At the core of Natural Language Processing lies extensive language data. The availability of copious amounts of text or speech, faithfully representing natural language, is pivotal for the efficacy of artificial language systems. Diverse forms of text, from Wikipedia articles to Twitter threads, find application in various language models. These substantial language datasets collectively constitute what is known as a corpus in linguistics—an extensive and principled collection of authentic, naturally occurring language.
Despite gaining increased attention with the advent of LLMs, the concept of a corpus is not new in linguistics, dating back to the early 20th century or earlier. During that time, lexicographers manually compiled substantial language samples for dictionary construction, representing a rudimentary form of a corpus. Beyond lexicographers and grammarians, linguists manually compiled corpora for various purposes, such as language pedagogy or the study of language acquisition in children. Moreover, the so-called “structural” linguists, who dominated the field until the 1950s, emphasized the utility of corpora, believing in the analytical approach to the distributional characteristics of language. With this idea, linguist Charles C. Fries, for example, manually gathered telephone conversations from approximately 300 speakers, encompassing 250,000 words. Field linguist Franz Boas dedicated himself to establishing a substantial corpus of texts from Native Americans.
In the 1960s, however, the first electronic corpus appeared. W. Nelson Francis and Henry Kučera, based at Brown University, crafted a corpus of 1 million American English words, famously known as the Brown corpus. Thereafter, linguistic corpora rapidly evolved and diversified in terms of size and scope, driven by advancements in computer hardware. For instance, the Corpus of Contemporary American English (COCA), currently one of the most widely used American English corpora, encompasses over one billion words sourced from eight different genres.
Types of Corpora and their use
Corpora can be broadly categorized into two types: generalized and specialized. A generalized corpus aims to represent all aspects of a language and typically consists of a large number of words and/or documents. Examples of generalized corpora include the British National Corpus and COCA, mentioned earlier. On the other hand, a specialized corpus is constructed to represent specific aspects of a language, such as language produced by particular user groups (e.g., children, teenagers, second language learners, aphasics) or in specific settings (e.g., university, business). The Child Language Data Exchange System (CHILDES), a large corpus of language produced by developing children, and the Professional English Research Consortium (PERC) corpus, which contains English academic journal texts in science, engineering, technology, and other fields, are examples of specialized corpora.
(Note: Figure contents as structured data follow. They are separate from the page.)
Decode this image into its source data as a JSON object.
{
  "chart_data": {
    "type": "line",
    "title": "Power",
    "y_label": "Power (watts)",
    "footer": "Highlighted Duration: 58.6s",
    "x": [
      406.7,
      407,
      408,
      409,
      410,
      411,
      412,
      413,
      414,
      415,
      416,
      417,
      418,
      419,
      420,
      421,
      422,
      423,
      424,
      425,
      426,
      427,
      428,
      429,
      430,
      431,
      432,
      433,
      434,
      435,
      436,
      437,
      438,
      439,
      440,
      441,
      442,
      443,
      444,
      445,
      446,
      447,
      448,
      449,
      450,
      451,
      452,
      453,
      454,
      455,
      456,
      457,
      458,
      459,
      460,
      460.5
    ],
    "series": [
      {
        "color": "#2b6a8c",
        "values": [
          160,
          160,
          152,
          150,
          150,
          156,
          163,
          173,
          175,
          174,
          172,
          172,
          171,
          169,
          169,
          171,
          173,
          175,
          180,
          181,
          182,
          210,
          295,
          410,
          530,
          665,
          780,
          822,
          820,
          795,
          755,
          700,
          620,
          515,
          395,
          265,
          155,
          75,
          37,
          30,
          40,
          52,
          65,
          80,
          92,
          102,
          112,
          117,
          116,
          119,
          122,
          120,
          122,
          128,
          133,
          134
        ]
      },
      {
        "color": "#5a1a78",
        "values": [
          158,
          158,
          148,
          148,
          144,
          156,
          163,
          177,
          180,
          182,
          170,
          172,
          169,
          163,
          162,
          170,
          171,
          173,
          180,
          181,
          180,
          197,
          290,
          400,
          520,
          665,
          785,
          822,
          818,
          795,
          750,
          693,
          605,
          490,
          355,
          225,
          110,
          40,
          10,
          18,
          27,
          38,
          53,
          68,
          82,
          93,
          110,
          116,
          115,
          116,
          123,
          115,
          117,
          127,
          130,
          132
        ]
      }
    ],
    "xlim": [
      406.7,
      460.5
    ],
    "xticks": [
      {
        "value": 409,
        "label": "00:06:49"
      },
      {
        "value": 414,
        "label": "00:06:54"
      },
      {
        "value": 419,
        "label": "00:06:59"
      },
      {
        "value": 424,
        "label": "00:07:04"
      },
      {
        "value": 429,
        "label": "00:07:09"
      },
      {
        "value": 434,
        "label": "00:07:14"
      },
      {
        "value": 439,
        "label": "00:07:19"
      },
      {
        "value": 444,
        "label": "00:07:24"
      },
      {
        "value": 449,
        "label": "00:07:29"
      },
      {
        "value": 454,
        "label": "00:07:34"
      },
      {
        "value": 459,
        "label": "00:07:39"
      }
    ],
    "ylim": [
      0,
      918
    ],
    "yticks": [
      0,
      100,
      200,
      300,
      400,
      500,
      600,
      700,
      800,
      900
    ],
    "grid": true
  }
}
Corpora are frequently enriched with annotations containing linguistic information. Typically, texts within corpora undergo Part of Speech (POS) tagging, wherein the grammatical category of each word is identified. Beyond POS tagging, corpora can be further enhanced with annotations covering syntactic structure, semantic roles (denoting the roles played by each noun argument in a sentence, such as agent, patient, instrument, etc.), Named Entity Recognition (NER), sentiment analysis, and more.To illustrate, the Penn Treebank project annotates a collection of Wall Street Journal articles with both syntactic dependency information and POS tagging. Another type of syntactic corpus might be the Google Books Syntactic N-grams dataset, comprising syntactic tree fragments automatically extracted from the Google English Books collection. Some corpora are annotated with semantic information. The Proposition Bank, for example, provides a collection of English sentences that are manually annotated with various semantic roles. Some corpora also feature Named Entity Recognition. For example, GENETAG is a corpus of 20,000 sentences from the MEDLINE database annotated with gene/protein NER.
Use of Corpora in NLP
Corpora have traditionally served as tools to investigate specific aspects of language use, including collocation, frequency, preferred constructions, patterns of errors, and more. With the emergence of computer technology and machine learning algorithms, they have evolved into essential resources for model training and validation. Large Language Models are now trained on vast amounts of language data. For instance, OpenAI’s GPT-3 175B model is trained with 300 billion tokens gathered from sources such as Common Crawl, WebText2, and Wikipedia. Meta’s LLaMa 65B model, on the other hand, is trained with 1.4 trillion tokens sourced from various platforms, including English CommonCrawl, C4, Github, Wikipedia, ArXiv, and Stack Exchange. In our PolyAnalyst, diverse corpora like Open American National Corpus, the Penn Treebank, CoNLL Corpus, Europarl, the Russian National Corpus, and Wikipedia are employed for various modules. The utilization of large language datasets is poised to expand further in the future, making the adept handling of such data a crucial skill in the field of Natural Language Processing.